Some countries use extremely large amounts of nitrogen fertilizer, but still only get a little more yield out of it. This is what researchers with the participation of ETH Zurich report in the specialist magazine “Nature Food”.
Plants need nitrogen to grow. However, if a field is fertilized with too much nitrogen, some of it will also be released into the environment. This affects biodiversity, the climate and it is harmful to health. Read more about the difficult relationship between agricultural production and nitrogen as the most important plant nutrient on land here.
Now, for the first time, an international team of researchers has compared nitrogen pollution and crop yields in almost all countries around the world, as reported by ETH Zurich . According to this, many countries could reduce their nitrogen use without losing their income. On the other hand, when the use of fertilizer is higher, the pollution is far more significant than the additional yield from harvests.
Imbalance in the world
In addition, there is a large imbalance in nitrogen resources worldwide, the authors write. While too much fertilizer is used in many regions of the world, farmers use too little elsewhere, for example in sub-Saharan Africa. With just a little more nitrogen, however, they could increase their yields.
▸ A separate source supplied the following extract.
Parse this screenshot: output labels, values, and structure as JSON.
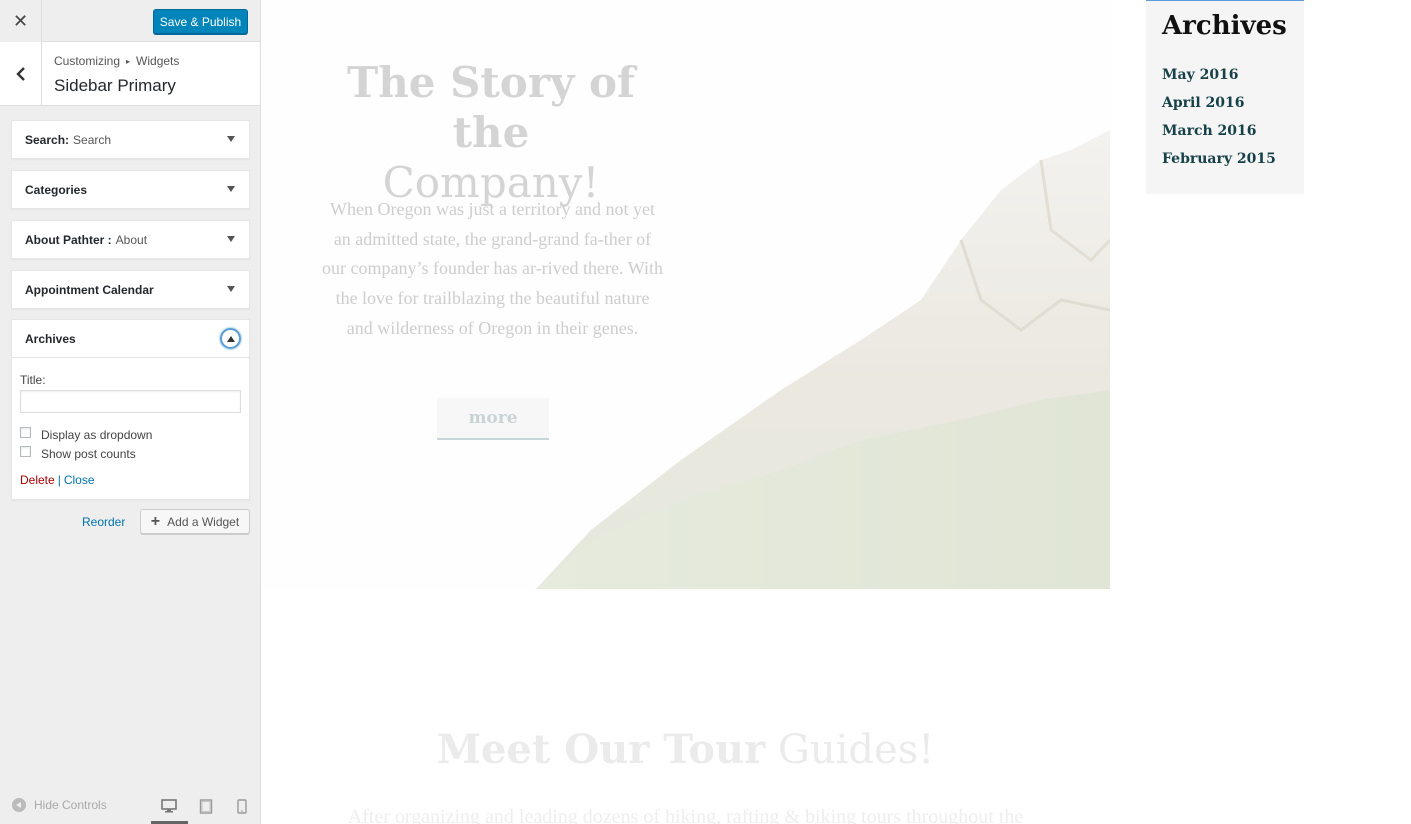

In order to remedy the imbalance, the fertilizer should be made more expensive in countries that use a lot of nitrogen, but cheaper in others thanks to subsidies, as the researchers suggest.
Switzerland is not a model student
As in other European countries, too much nitrogen fertilizer is still being applied in Switzerland, so that the fertilized crops cannot absorb the full amount of the nutrient. According to the Federal Statistical Office, the nitrogen surplus on agricultural land in Switzerland has averaged 100,000 tons per year over the past ten years. No downward trend can be seen.
Nitrogen from abroad
The ETH researchers describe Swiss agriculture as “very intensive”. When animals in this country are supplied with imported fodder, their manure and manure also bring nitrogen from far outside the system onto the fields. Therefore, a reduced meat consumption helps against too much nitrogen in our ecosystems: Less demand leads to fewer animals that produce less fertilizer, which consequently no longer has to be applied.
New technologies could help
The state could also support those farms that use less nitrogen and pay them compensation for the loss of yield.
They put another hope in new technologies: “The keyword is precision agriculture, in which, for example, fertilizer is only applied where it is actually needed,” concluded co-author and agricultural economist Robert Finger. This could increase the efficiency of the operation and reduce environmental problems without shrinking production. An example of such an approach is the drone project at the Swiss Future Farm.
However, the researchers also hold consumers accountable: Less food waste and meat would help reduce nitrogen input into the environment.